I ran down the road, bouncing off rocks (or at least my shoes were, luckily not any other part of me). I could tell when I had gotten to lower elevations when it started to get warm and I could really breathe again. Yay for oxygen! I passed the two guys, hi guys! My downhill rhythm was working well, and it was great running through aspen forests.
At the bottom I found the Slumgullion (or "Slum"!) aid station and my last drop bag. I had plenty of time to get to the finish that was 10 miles away, awesome. I hurried to pull everything extraneous out of my pack and stuff it into the drop bag, got some more watermelon, and headed out for the final climb. I had been hoping I would still be able to climb well at the end, and the test was now.
After another short descent, the trail turned straight uphill. I was just glad to be in the shade of the trees for the first half of the climb. I figured it would take about an hour to get to the top, and it was time to test out the climbing legs. Happily, they responded decently well. This was a really nice change from the last 2 mountain races (Leadville and Jemez) when I ended up totally suffering up the hills in the second half. All 3 races involved altitude and some form of heat, although it wasn't nearly as hot above Lake City. I had also focused on staying hydrated this time, so that probably helped.
I still couldn't go uphill as fast as other runners around me, so I got passed by several people, but it wasn't a surprise nor was it demoralizing. Right at the one-hour mark I reached the woods at the top, sweet! I had seen a figure in white in the field below me and wondered if it might be the same woman from twice earlier. We still had a few miles to go, so I ran the downhills and flats the best I could.
When I stopped to drink my last Spiz, the woman (the same one, indeed) ran by me. I followed on the undulating terrain, and each little hill started getting more difficult. Apparently I had given it all I had left on that last climb! Well, that worked out then. One last water crossing, over a bog in the middle of a field (ugh, finishing with wet shoes again). I caught glimpses of the woman a minute or two ahead of me. I figured either I would catch her on the downhill or I wouldn't, no sense in worrying about it.
The last aid station came into view and I walked right through, ready to finish. The woman was now running with a guy in a red hat, and it felt like I was making up a bit of ground. And then they completely disappeared. The downhill started for real, excellent. I enjoyed the trail through the woods, passing a couple of guys here and there, bombing down the hill trying to "be like Joe" but knowing that I could never descend as well as Coach Prusaitis.
The woman was out of sight, so apparently she can run downhill. Great, I can stop thinking about her! The trail dropped down, down, allowing quick glimpses of town here and there. Finally it popped out on the road. I made my way through town, following some walkers and trying to run when I could. I didn't have much motivation to sprint this last section! I had beaten my estimate of "14 to 16 hours", there were no women near me, and I was just ready to get to the finish without killing myself over it.

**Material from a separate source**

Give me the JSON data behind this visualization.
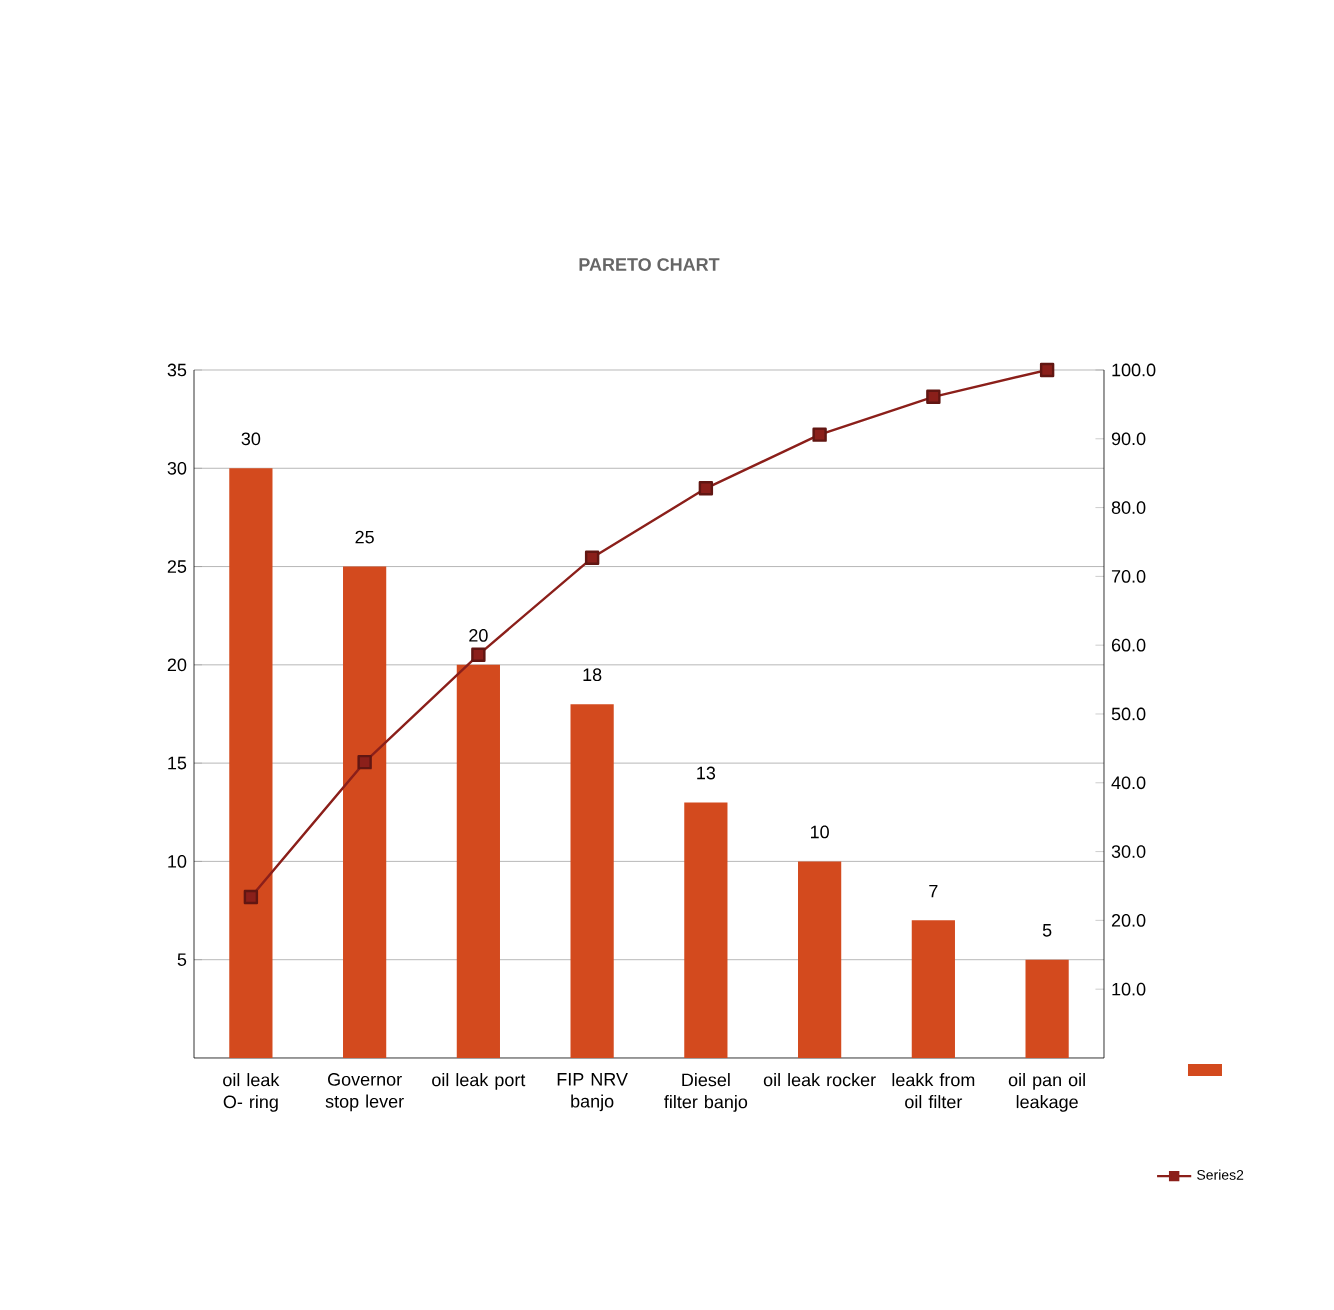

After a couple of turns, a bridge over the river, and a couple more blocks, there was the finish in the park. Only 13:35 or so, and I was done! It felt great to stretch out on the soft grass in the park. Amazingly, I had beaten my time from the Jemez 50-miler by over an hour, and just about every moment of the day felt easier doing it. This acclimation thing really works.
John started fast and ended up having a few issues, but he finished just fine in a bit over 12 hours. Neither of us is too sore today, but we're both happy to be sitting down :)
Next up: Going to Silverton the long way (via Durango for a couple days), then the start of Hardrock trail marking. Looking forward to more time in the San Juans!